Reflections on Annabelle After Our Shakedown Trip

Five days isn’t enough to make definitive assessments about our truck camper replacement, but we definitely did learn and confirm some things. Some are obvious and inherent to the nature of the vehicle. Yes, Oma appreciates being able to use the bathroom without needing to find someplace to stop. And yes, you hear the motorhome and cargo creak and rattle as you drive down the road (especially if the road is bumpy). But I’ll focus on things that were more notable to us.


Besides the noises from inside the motorhome, wind noise is far louder than in the truck. On a positive note, the truck camper occasionally causes a very loud and annoying whistle on our truck. (It’s caused when there is a crosswind at just the right angle to resonate between the truck and camper.) It’s not a huge problem, as it usually doesn’t last too long nor happen that often, but it’s nice to not have that in the motorhome.

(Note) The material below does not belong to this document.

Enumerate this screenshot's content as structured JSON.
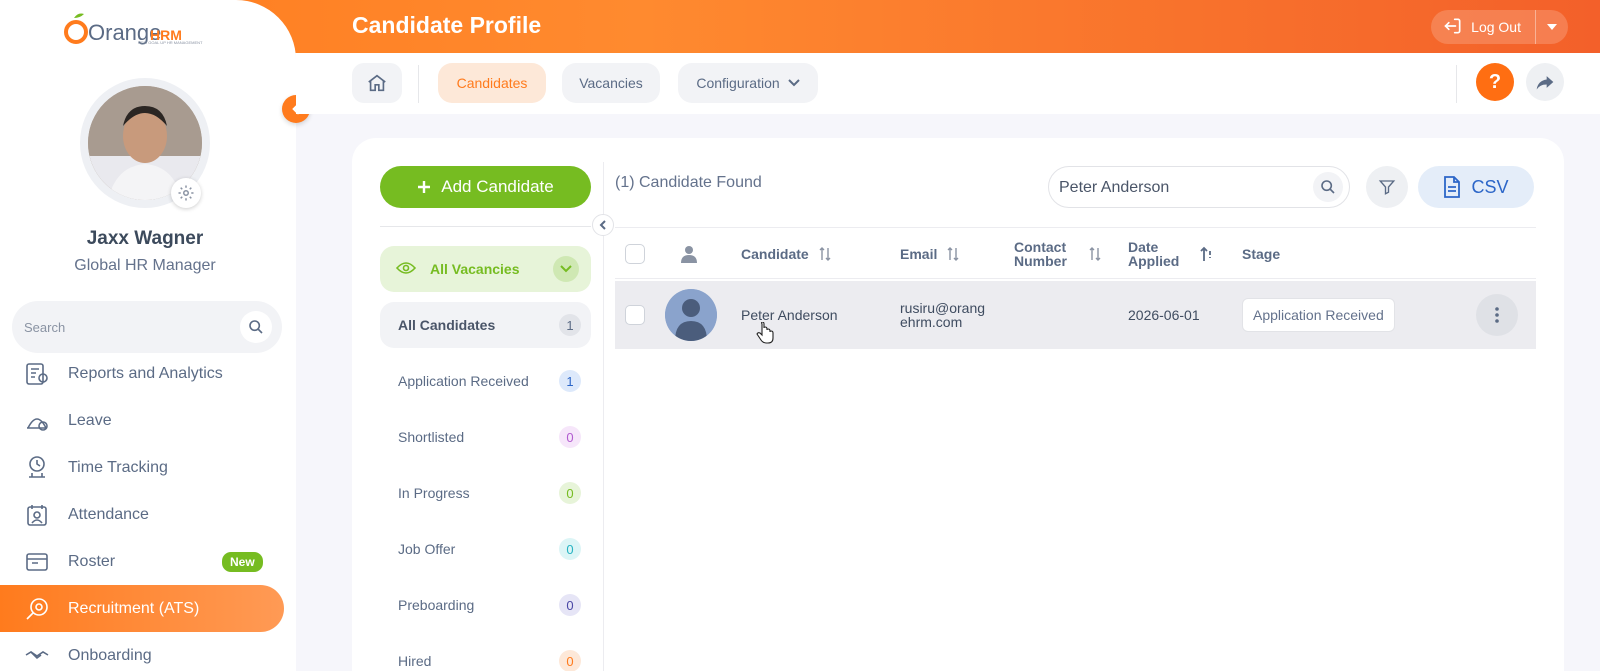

The motorhome gets pushed around a lot more than the truck does. I’m guessing the narrower stance and smaller tires are at least part of the reason. The motorhome is also a good 3,000 lbs. lighter than the truck+camper, which makes the motorhome a little easier to push around. On the positive side, the motorhome has a noticeably lower center of gravity and seems to handle better than the truck with the truck camper in turns and curves.


The cat really liked traveling in the motorhome and much prefers it to being stuck in the truck. If he had his way, we’d only travel in the motorhome. (To be honest, if he had his way, we would not travel at all, but that’s not an option for him.)

The dog prefers riding in the truck to riding in the motorhome (so far, at least), but is clearly more comfortable in the motorhome than the truck camper. We’re pretty sure that after he spends more time riding in the motorhome he’ll get more comfortable with it. It’s still new to him, and he has been perfectly happy in the truck. At 12 1/2, he doesn’t see any reason for a change now.


Although we didn’t try to load for a long trip, we were pleasantly surprised at how much empty space was still available after we packed for our shakedown trip. We had food and clothes for a week, along with most of the essentials required for any trip. I was especially happy to discover that we were (just) able to fit Oma’s zero-gravity chair into an external compartment — I had assumed we’d need to carry the chairs inside as we did in the truck camper.

On the other hand, this means we will have to watch our weight more than I had expected. Both nature and Oma seem to abhor a vacuum (or half-filled compartment), so with more useful storage than I realized, we’re also more likely to overload the motorhome.


We traded a bed located in the cabover of our truck camper for a bed tucked in a corner of our motorhome. The motorhome bed is better quality (in my opinion, at least), but was a bit firm as-is. We’ll try a foam topper (maybe the one in the truck camper) when we get home and see if that helps. It is possible to access about half of our compartment space over the bed (where we’ll store most of our clothes) by standing and reaching over the bed, but reaching the other half still does require kneeling on the bed. The bed itself is plenty long (even for me) but a bit narrower, which we noticed. Making the bed is perhaps a little easier, but you still need to crawl on the bed to finish the job. Overall, I think the motorhome’s corner bed is a small net improvement over the truck camper for us, but both have trade-offs.


I was pretty sure that the bathroom would feel much roomier than our truck camper. (It’s only a few inches larger, but a few inches can make a big difference.) Real-life use has borne that out, so I’m much happier in our new shower and toilet.


The exterior compartments in the motorhome are all much lower than the truck camper (and fifth-wheel). Whether it’s hooking up electric and water, dumping, or just getting things in and out of the storage compartments, I need to either kneel on the ground or squat down (neither of which I’m graceful at these days). This is probably the most annoying thing I’ve discovered. I think a set of knee pads are going to come along with us in the future, as I’m not fond of kneeling on gravel, and Oma probably doesn’t want me getting my pants dirty every day if the ground is dusty or muddy.


At the risk of jinxing ourselves, the only quality problems that we found on our shakedown trip was one cabinet latch that’s not positioned quite right and therefore not latching securely, and one pull strap to raise the head of the bed is missing. (We did find a couple of issues in our walkthrough when we picked it up, but those were fixed before we left.) And the only thing I know of that we didn’t test was the city water connection.

One option that I’m not happy with is the Infotainment Center. (That handles the radio, satellite radio (if you pay for it), bluetooth connectivity, hardwire music, HDMI video and GPS.) It’s complicated, but so far I’m not clear that there is an easy way to shut the music off without also muting the GPS. The GPS portion locked up four times on us in three days of driving. And while I did get the GPS to talk to me a few times on our trip home from picking it up, we haven’t been able to get a peep out of the GPS since no matter what we’ve tried. I’ll see if there is a software update when we get home, and may try posting to a forum to see if other owners can help educate me, but so far this seems like a very expensive, poorly designed and unreliable waste of money.

So that’s our preliminary thoughts. After we get back home in spring, we’ll take at least one more short trip prior to leaving for Alaska to make sure we have packed most of what we need.